CMS started the weekend with a contest against No. 6 Emory, and the two top-ranked teams battled all match. While the Athenas led 2-1 in the fourth set, Emory held a 22-19 lead, and were on the verge of forcing a fifth set. However, they were able to step on the gas and go on a 6-0 run to win the match. The victory was highlighted by Melanie Moore’s CM ’21 solo block to end the match strong.
“I think when it comes down to the last point, it’s just all about energy and about heart,” Moore said to CMS Athletics. “You just go for it, and if you get it, you get it. That’s what we play for. We play for each other, and I think that’s what it’s all about.”
For team captain and junior Sarah Tritschler CM ’19, the Emory game was definitely the most exciting — not only competitively, but also in terms of fan support and energy.
“We lost to them last year in preseason when we played them in their home gym, and this year we were given the chance to even the score,” Tritschler said. “We were ranked third nationally and they were sixth, so it was inevitably going to be a big match because we are both top-10 teams. We knew it was going to be a battle, so we got a bunch of fans and friends to come to the game for support, so it was really exciting, feeling all of the energy in the gym that day.”
While the final game of the weekend against Washington University of St. Louis resulted in a loss, the Athenas still ended on a powerful note.
During the second set, in danger of falling behind 2-0, the Athenas stormed back from a 17-11 deficit and won 25-20 to tie the match 1-1, according to CMS athletics. However, the Athenas dropped the next two sets 25-18 and 25-21.
Despite the loss, multiple players had big games, including 15 kills from Amanda Walker SC ’20, seven blocks by Lauren Gode CM ’21, and 12 digs by Sarah Tritschler CM ’20.
Despite the high tension and high stakes, the Athenas were hardly discouraged by the loss, Tritschler said.
“We decided to look at our preseason as a whole rather than at specific matches, because we did what no one expected,” she said. “We did well, with one of the hardest and [most] packed preseason schedules of any Division III team.”
Coach Vlasich echoed Tritschler’s sentiments, focusing on the bigger picture.
“You’re tired, you’re beat up, we’re extremely injured right now, and we’re playing players that haven’t seen a lot of court time in terms of playing these high level teams,” Vlasich said. “So to battle like we did, to put away a couple of victories, and put on a good show against WashU, I’m incredibly proud.
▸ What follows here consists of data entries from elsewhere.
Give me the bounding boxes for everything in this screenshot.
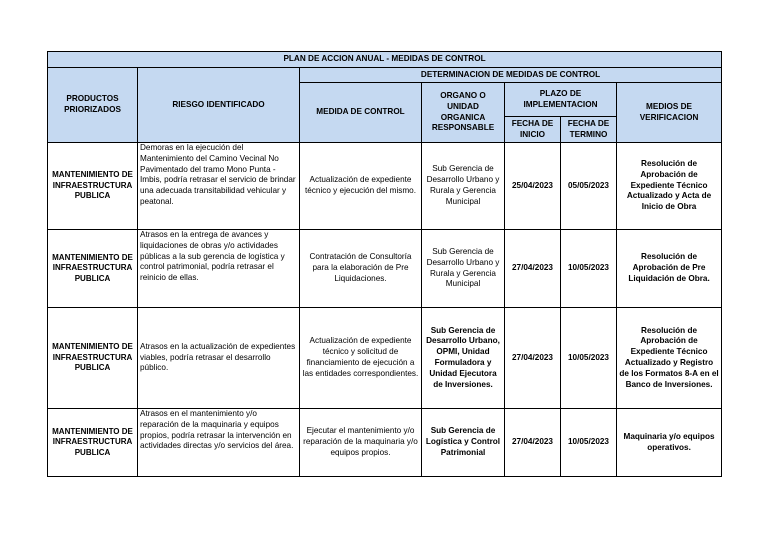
- riesgo-cell: Demoras en la ejecución del Mantenimiento del Camino Vecinal No Pavimentado del tramo Mono Punta - Imbis, podría retrasar el servicio de brindar una adecuada transitabilidad vehicular y peatonal.: [138, 143, 300, 230]
- header-medida: MEDIDA DE CONTROL: [300, 83, 422, 143]
- fecha-inicio-cell: 27/04/2023: [505, 409, 561, 477]
- header-fecha-termino: FECHA DE TERMINO: [561, 117, 617, 143]
- header-group-determinacion: DETERMINACION DE MEDIDAS DE CONTROL: [300, 68, 722, 83]
- medida-cell: Ejecutar el mantenimiento y/o reparación de la maquinaria y/o equipos propios.: [300, 409, 422, 477]
- header-fecha-inicio: FECHA DE INICIO: [505, 117, 561, 143]
- control-measures-table: [47, 51, 722, 477]
- fecha-inicio-cell: 27/04/2023: [505, 308, 561, 409]
- riesgo-cell: Atrasos en la entrega de avances y liquidaciones de obras y/o actividades públicas a la sub gerencia de logística y control patrimonial, podría retrasar el reinicio de ellas.: [138, 230, 300, 308]
- header-organo: ORGANO O UNIDAD ORGANICA RESPONSABLE: [422, 83, 505, 143]
- producto-cell: MANTENIMIENTO DE INFRAESTRUCTURA PUBLICA: [48, 308, 138, 409]
- organo-cell: Sub Gerencia de Desarrollo Urbano y Rurala y Gerencia Municipal: [422, 230, 505, 308]
- table-row: [48, 409, 722, 477]
- medida-cell: Contratación de Consultoría para la elaboración de Pre Liquidaciones.: [300, 230, 422, 308]
- medios-cell: Resolución de Aprobación de Expediente Técnico Actualizado y Acta de Inicio de Obra: [617, 143, 722, 230]
- medida-cell: Actualización de expediente técnico y solicitud de financiamiento de ejecución a las entidades correspondientes.: [300, 308, 422, 409]
- fecha-inicio-cell: 27/04/2023: [505, 230, 561, 308]
- header-medios: MEDIOS DE VERIFICACION: [617, 83, 722, 143]
- medios-cell: Maquinaria y/o equipos operativos.: [617, 409, 722, 477]
- producto-cell: MANTENIMIENTO DE INFRAESTRUCTURA PUBLICA: [48, 230, 138, 308]
- producto-cell: MANTENIMIENTO DE INFRAESTRUCTURA PUBLICA: [48, 143, 138, 230]
- medios-cell: Resolución de Aprobación de Expediente Técnico Actualizado y Registro de los Formatos 8-A en el Banco de Inversiones.: [617, 308, 722, 409]
- fecha-termino-cell: 10/05/2023: [561, 230, 617, 308]
- fecha-inicio-cell: 25/04/2023: [505, 143, 561, 230]
- organo-cell: Sub Gerencia de Logística y Control Patrimonial: [422, 409, 505, 477]
- fecha-termino-cell: 10/05/2023: [561, 308, 617, 409]
- table-row: [48, 230, 722, 308]
- riesgo-cell: Atrasos en la actualización de expedientes viables, podría retrasar el desarrollo público.: [138, 308, 300, 409]
- table-row: [48, 143, 722, 230]
- table-title: PLAN DE ACCION ANUAL - MEDIDAS DE CONTROL: [48, 52, 722, 68]
- organo-cell: Sub Gerencia de Desarrollo Urbano, OPMI, Unidad Formuladora y Unidad Ejecutora de Inversiones.: [422, 308, 505, 409]
- fecha-termino-cell: 10/05/2023: [561, 409, 617, 477]
- producto-cell: MANTENIMIENTO DE INFRAESTRUCTURA PUBLICA: [48, 409, 138, 477]
- header-plazo: PLAZO DE IMPLEMENTACION: [505, 83, 617, 117]
- medida-cell: Actualización de expediente técnico y ejecución del mismo.: [300, 143, 422, 230]
- header-productos: PRODUCTOS PRIORIZADOS: [48, 68, 138, 143]
- table-row: [48, 308, 722, 409]
- organo-cell: Sub Gerencia de Desarrollo Urbano y Rurala y Gerencia Municipal: [422, 143, 505, 230]
- riesgo-cell: Atrasos en el mantenimiento y/o reparación de la maquinaria y equipos propios, podría retrasar la intervención en actividades directas y/o servicios del área.: [138, 409, 300, 477]
- fecha-termino-cell: 05/05/2023: [561, 143, 617, 230]
- medios-cell: Resolución de Aprobación de Pre Liquidación de Obra.: [617, 230, 722, 308]
- header-riesgo: RIESGO IDENTIFICADO: [138, 68, 300, 143]
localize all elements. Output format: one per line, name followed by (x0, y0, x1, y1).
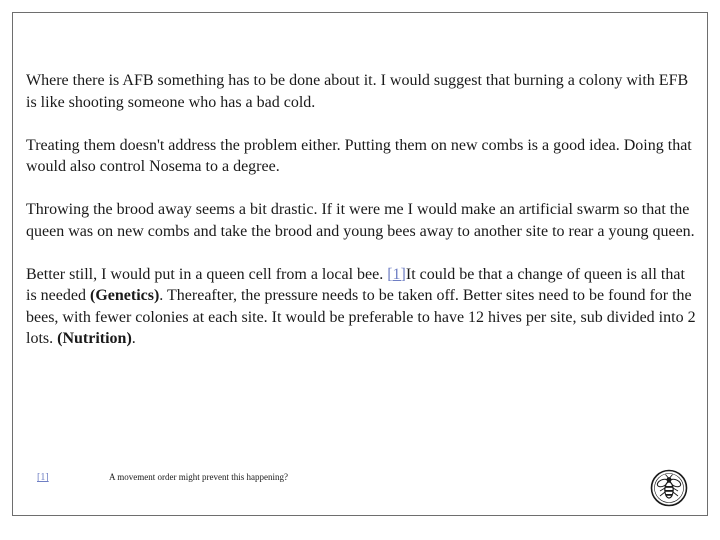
paragraph-queen-cell (26, 264, 698, 350)
body-text (26, 70, 698, 371)
footnote-text: A movement order might prevent this happening? (109, 472, 288, 482)
paragraph-brood: Throwing the brood away seems a bit drastic. If it were me I would make an artificial swarm so that the queen was on new combs and take the brood and young bees away to another site to rear a young queen. (26, 201, 695, 240)
paragraph-afb: Where there is AFB something has to be done about it. I would suggest that burning a colony with EFB is like shooting someone who has a bad cold. (26, 72, 689, 111)
genetics-label: (Genetics) (89, 287, 160, 304)
paragraph-treating: Treating them doesn't address the problem either. Putting them on new combs is a good idea. Doing that would also control Nosema to a degree. (26, 136, 692, 175)
bee-logo-icon (650, 469, 688, 507)
paragraph-text: . (131, 330, 136, 347)
footnote-reference-link[interactable]: [1] (387, 265, 406, 283)
nutrition-label: (Nutrition) (57, 330, 132, 347)
paragraph-text: . Thereafter, the pressure needs to be taken off. Better sites need to be found for the bees, with fewer colonies at each site. It would be preferable to have 12 hives per site, sub divided into 2 lots. (26, 287, 696, 347)
footnote-marker-link[interactable]: [1] (37, 472, 49, 483)
slide (12, 12, 708, 516)
paragraph-text: Better still, I would put in a queen cell from a local bee. (26, 265, 388, 283)
paragraph-text: It could be that a change of queen is all that is needed (26, 265, 685, 304)
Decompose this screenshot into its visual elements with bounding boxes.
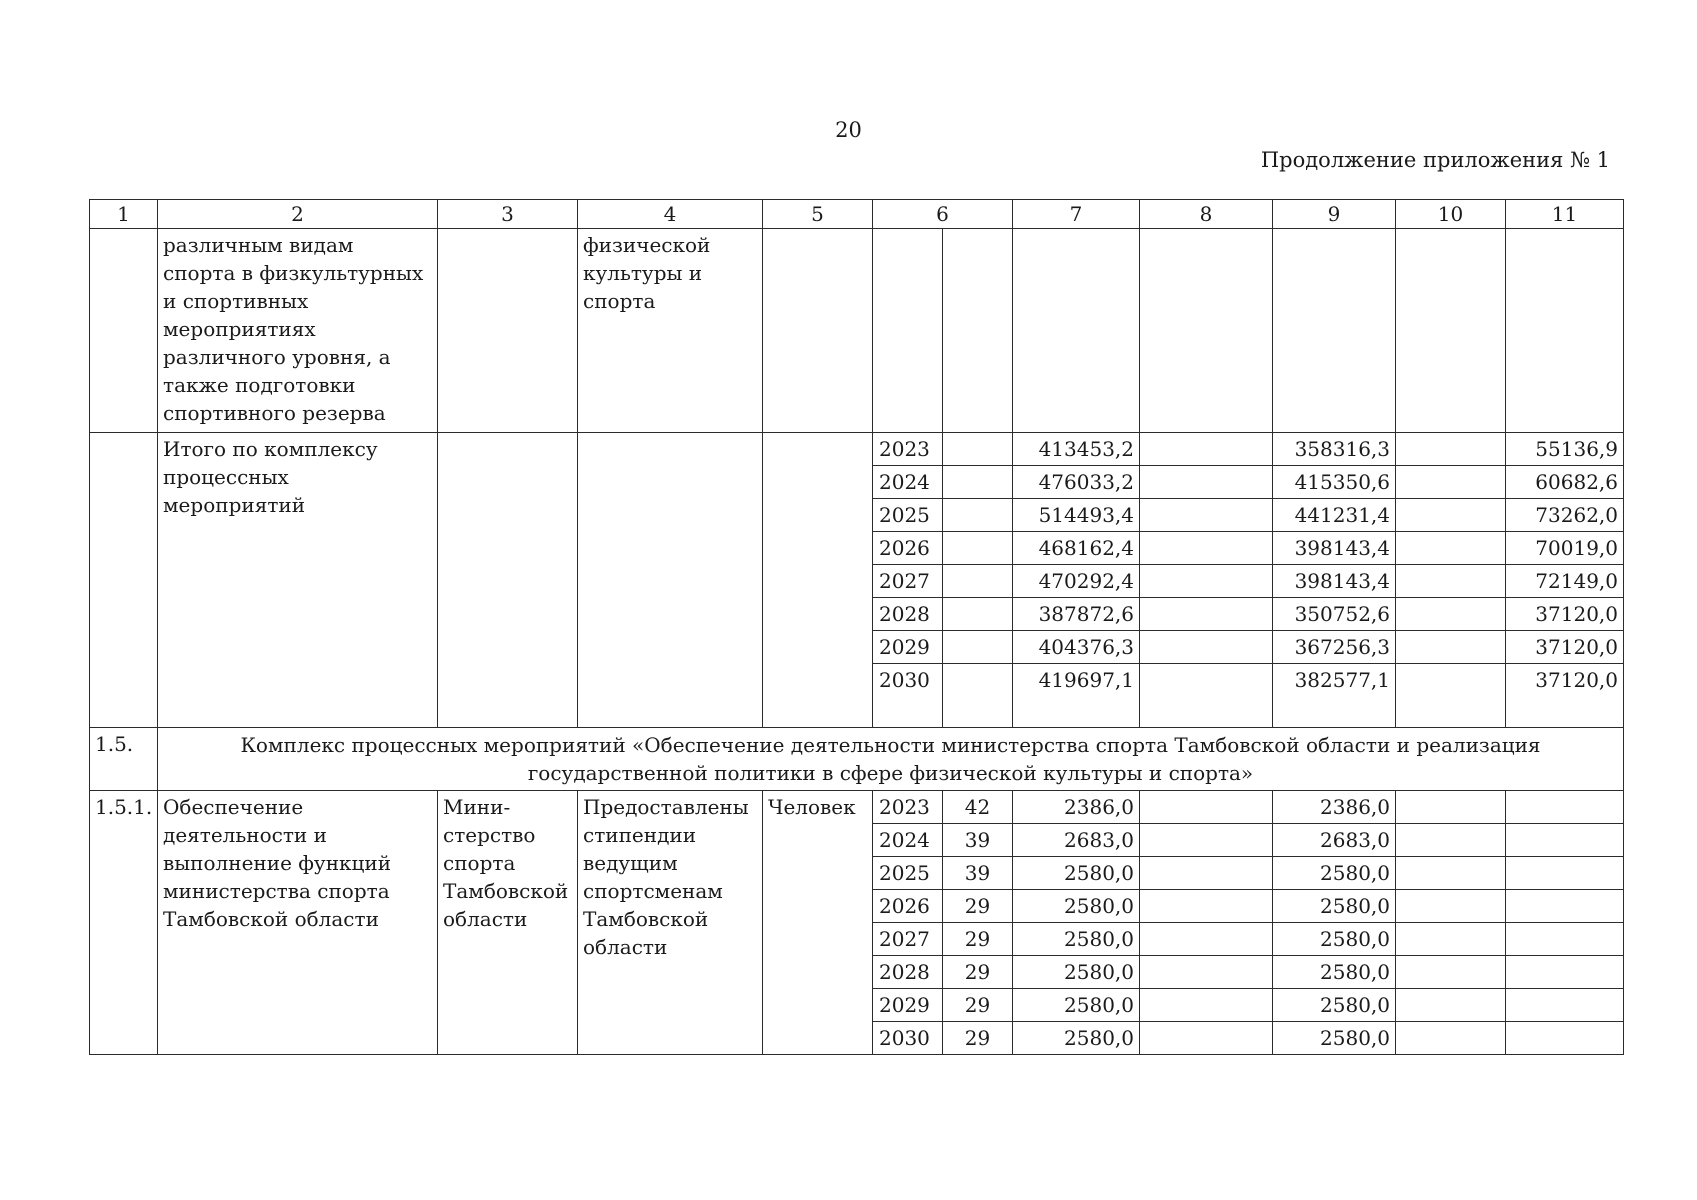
empty-cell [438,229,578,433]
count-cell: 42 [943,791,1013,824]
section-row [90,728,1624,791]
empty-cell [1506,989,1624,1022]
empty-cell [1506,229,1624,433]
empty-cell [943,229,1013,433]
amount-col7: 2580,0 [1013,989,1140,1022]
year-cell: 2023 [873,433,943,466]
header-cell: 3 [438,200,578,229]
count-cell: 29 [943,1022,1013,1055]
year-cell: 2026 [873,890,943,923]
amount-col7: 404376,3 [1013,631,1140,664]
section-number: 1.5. [90,728,158,791]
year-cell: 2027 [873,565,943,598]
empty-cell [763,433,873,728]
year-cell: 2028 [873,598,943,631]
empty-cell [943,598,1013,631]
empty-cell [1140,229,1273,433]
amount-col9: 382577,1 [1273,664,1396,728]
continuation-row [90,229,1624,433]
total-row [90,433,1624,466]
empty-cell [1506,890,1624,923]
empty-cell [1140,664,1273,728]
header-cell: 4 [578,200,763,229]
empty-cell [1506,791,1624,824]
year-cell: 2024 [873,824,943,857]
empty-cell [1140,890,1273,923]
count-cell: 29 [943,956,1013,989]
empty-cell [1396,1022,1506,1055]
amount-col11: 55136,9 [1506,433,1624,466]
amount-col7: 2580,0 [1013,1022,1140,1055]
count-cell: 39 [943,857,1013,890]
empty-cell [1396,923,1506,956]
count-cell: 29 [943,890,1013,923]
empty-cell [763,229,873,433]
year-cell: 2029 [873,631,943,664]
amount-col9: 358316,3 [1273,433,1396,466]
table-body [90,200,1624,1055]
header-cell: 5 [763,200,873,229]
item-name: Обеспечение деятельности и выполнение функций министерства спорта Тамбовской области [158,791,438,1055]
empty-cell [943,565,1013,598]
empty-cell [1140,989,1273,1022]
year-cell: 2025 [873,857,943,890]
total-label: Итого по комплексу процессных мероприятий [158,433,438,728]
item-number: 1.5.1. [90,791,158,1055]
empty-cell [943,664,1013,728]
empty-cell [1140,857,1273,890]
empty-cell [1396,433,1506,466]
amount-col9: 2580,0 [1273,956,1396,989]
amount-col7: 2386,0 [1013,791,1140,824]
empty-cell [1140,631,1273,664]
year-cell: 2029 [873,989,943,1022]
amount-col9: 2580,0 [1273,890,1396,923]
amount-col9: 398143,4 [1273,565,1396,598]
empty-cell [1396,466,1506,499]
count-cell: 39 [943,824,1013,857]
count-cell: 29 [943,989,1013,1022]
amount-col9: 2580,0 [1273,857,1396,890]
header-cell: 10 [1396,200,1506,229]
empty-cell [1396,989,1506,1022]
amount-col7: 387872,6 [1013,598,1140,631]
amount-col9: 398143,4 [1273,532,1396,565]
amount-col7: 2683,0 [1013,824,1140,857]
empty-cell [1396,499,1506,532]
continuation-col2: различным видам спорта в физкультурных и спортивных мероприятиях различного уровня, а также подготовки спортивного резерва [158,229,438,433]
header-cell: 9 [1273,200,1396,229]
amount-col9: 2580,0 [1273,989,1396,1022]
empty-cell [90,229,158,433]
amount-col9: 2386,0 [1273,791,1396,824]
item-row [90,791,1624,824]
amount-col7: 413453,2 [1013,433,1140,466]
amount-col11: 72149,0 [1506,565,1624,598]
amount-col7: 2580,0 [1013,956,1140,989]
empty-cell [578,433,763,728]
empty-cell [1506,824,1624,857]
year-cell: 2025 [873,499,943,532]
empty-cell [943,433,1013,466]
empty-cell [1140,956,1273,989]
amount-col9: 415350,6 [1273,466,1396,499]
empty-cell [1140,532,1273,565]
amount-col9: 2580,0 [1273,923,1396,956]
amount-col9: 2683,0 [1273,824,1396,857]
empty-cell [1140,433,1273,466]
amount-col7: 468162,4 [1013,532,1140,565]
amount-col11: 70019,0 [1506,532,1624,565]
empty-cell [1140,824,1273,857]
year-cell: 2027 [873,923,943,956]
empty-cell [1396,229,1506,433]
empty-cell [1140,1022,1273,1055]
empty-cell [1140,499,1273,532]
continuation-col4: физической культуры и спорта [578,229,763,433]
empty-cell [438,433,578,728]
year-cell: 2028 [873,956,943,989]
empty-cell [1396,890,1506,923]
empty-cell [1013,229,1140,433]
amount-col11: 73262,0 [1506,499,1624,532]
empty-cell [873,229,943,433]
empty-cell [1140,598,1273,631]
empty-cell [1140,466,1273,499]
count-cell: 29 [943,923,1013,956]
header-cell: 1 [90,200,158,229]
header-cell: 7 [1013,200,1140,229]
empty-cell [1396,532,1506,565]
empty-cell [943,532,1013,565]
program-table [89,199,1624,1055]
empty-cell [1506,857,1624,890]
amount-col7: 514493,4 [1013,499,1140,532]
empty-cell [943,466,1013,499]
empty-cell [1140,923,1273,956]
amount-col7: 419697,1 [1013,664,1140,728]
appendix-note: Продолжение приложения № 1 [1260,148,1610,172]
year-cell: 2026 [873,532,943,565]
amount-col9: 2580,0 [1273,1022,1396,1055]
empty-cell [1140,565,1273,598]
amount-col11: 37120,0 [1506,598,1624,631]
empty-cell [90,433,158,728]
empty-cell [1396,791,1506,824]
empty-cell [1273,229,1396,433]
amount-col9: 367256,3 [1273,631,1396,664]
item-executor: Мини-стерство спорта Тамбовской области [438,791,578,1055]
item-unit: Человек [763,791,873,1055]
amount-col7: 476033,2 [1013,466,1140,499]
empty-cell [943,499,1013,532]
amount-col7: 2580,0 [1013,857,1140,890]
empty-cell [943,631,1013,664]
header-cell: 8 [1140,200,1273,229]
year-cell: 2030 [873,664,943,728]
amount-col7: 470292,4 [1013,565,1140,598]
empty-cell [1396,565,1506,598]
amount-col11: 60682,6 [1506,466,1624,499]
amount-col11: 37120,0 [1506,631,1624,664]
empty-cell [1396,664,1506,728]
amount-col7: 2580,0 [1013,890,1140,923]
empty-cell [1396,598,1506,631]
empty-cell [1140,791,1273,824]
header-cell: 11 [1506,200,1624,229]
empty-cell [1506,923,1624,956]
header-cell: 6 [873,200,1013,229]
amount-col11: 37120,0 [1506,664,1624,728]
empty-cell [1506,956,1624,989]
header-row [90,200,1624,229]
amount-col9: 441231,4 [1273,499,1396,532]
empty-cell [1396,956,1506,989]
empty-cell [1396,857,1506,890]
empty-cell [1396,631,1506,664]
amount-col7: 2580,0 [1013,923,1140,956]
year-cell: 2023 [873,791,943,824]
item-result: Предоставлены стипендии ведущим спортсменам Тамбовской области [578,791,763,1055]
header-cell: 2 [158,200,438,229]
page-number: 20 [835,118,862,142]
empty-cell [1506,1022,1624,1055]
empty-cell [1396,824,1506,857]
section-title: Комплекс процессных мероприятий «Обеспечение деятельности министерства спорта Тамбовской области и реализация государственной политики в сфере физической культуры и спорта» [158,728,1624,791]
year-cell: 2030 [873,1022,943,1055]
year-cell: 2024 [873,466,943,499]
amount-col9: 350752,6 [1273,598,1396,631]
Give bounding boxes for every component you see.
Incredibly happy.”
As the team looks on, preparing for the upcoming SCAIC conference slate, Vlasich said he isn’t too concerned about the team living up to the expectations of last year’s National Champion team.
“While there are players on the roster that were in that national championship match, they understand that that was last year, and this is this year,” Vlasich said. “My favorite part about being in the gym so far with this group of young women is that they’ve clearly made it their own identity — they’re not banking on what happened last year in order to be successful this year. They’re trying to create their own success.”
Ultimately, players like Tritschler are putting the pressure upon themselves to take the team to new heights, rather than focus on the past.
“Every team knows we’re the reigning national champions, and they play like it,” Tritschler said. Everyone plays their best game against us, making every match, no matter who’s on the other side of the court, an intense battle. We all want to do our best and win again, but we have to realize we’re a completely new team this year, especially after having graduated eight seniors from last year’s team.”
The Athenas are slated to return to the court Sept. 22, playing against Redlands University (6-5) at home.